The people who have worked full time to malign Palin have no idea how far they are from the folks of Peoria - or Colorado Springs. More women have lives similar to Palin's than have the glamorous lives of Hillary Clinton, or governors Kathleen Sibelius and Janet Napolitano, or the other Obama supporters who tell voters that Palin's not for women. The more the left smears Palin, the more the just plain folks trust and embrace her. It's no more complicated than that.
If the mainstream media and Obama supporters free themselves from McCain's sly trap, it will be up to McCain supporters to push them back in it - if they want to maintain an enthusiastic conservative base. McCain cannot possibly win this election if the spotlight turns from Palin, the only potential antidote to the pop-star appeal that draws moderates and independents to Obama. For Republicans, when it comes to Palin, bad press is good press. Republicans and the right, therefore, must try to maintain an atmosphere of Palin scandal. Smart McCain supporters will e-mail media outlets and leftist bloggers, reminding them that Palin fired her state trooper brother-in-law. They'll encourage the left to steal Palin's e-mails. They'll want to keep in the news that Palin's daughter is with child. They'll urge the left to say nasty things about the choices of parents of children with Down syndrome, and career women with "too many" kids. Mostly, they should urge the media to remind the public that Palin lacks experience to lead. That, of course, always begs questions about Obama's experience. While inexperienced Palin could be a heartbeat away from the Oval Office, inexperienced Obama would be in it from day one.
Though most in the mainstream media don't seem to get the connection between the experience similarities, to the just-plain-folks of Peoria, it's crystal clear.
Although most Democrats and leftists don't understand the self-destructive nature of Palin attacks, a few do. Among them is former San Francisco Mayor Willie Brown, a black American who supports Obama.
"She didn't have to prove she was ‘of the people.' She really is the people," Brown explains on his blog, where he has analyzes the Palin phenomenon. Brown explains that with Palin on the Republican ticket, Obama and Biden seem like the old "Status quo."

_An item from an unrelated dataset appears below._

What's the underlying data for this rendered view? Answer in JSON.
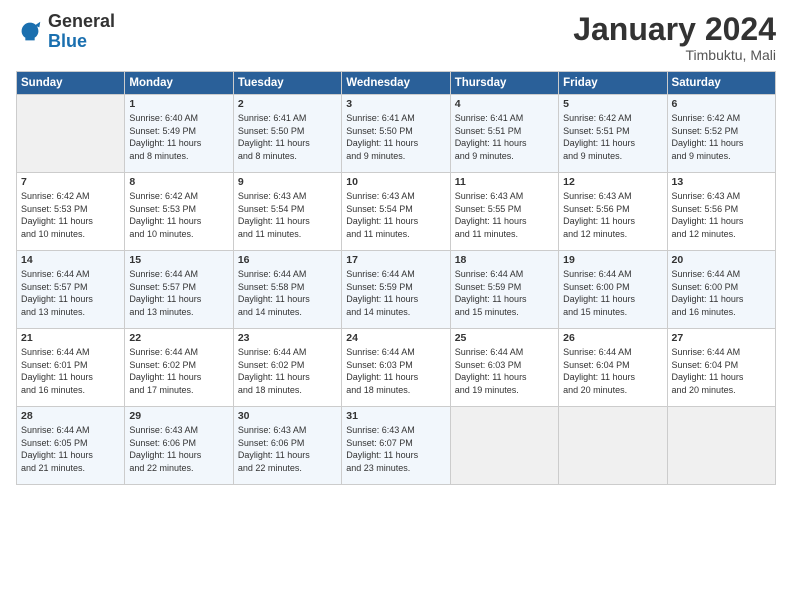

Brown gets this because he has lived as an average Main Street guy. He was the fourth of five kids, growing up poor as a small-town boy in the segregated South. He shined shoes in a whites-only barber shop. He was a janitor, a fry cook and a farm hand. Though he has accomplished great things, he knows the middle-American mindset - the mindset that respects mothers with big, messy families above most else.
The choice of Palin has excited ground zero of the conservative base, right here in Colorado Springs. The left's anger toward Palin has only fueled this unlikely phenomenon. If it continues on this course, Republicans might achieve the impossible: victory in November. If Democrats and leftists free themselves from the trap McCain set, and do so quickly, Obama might prevail.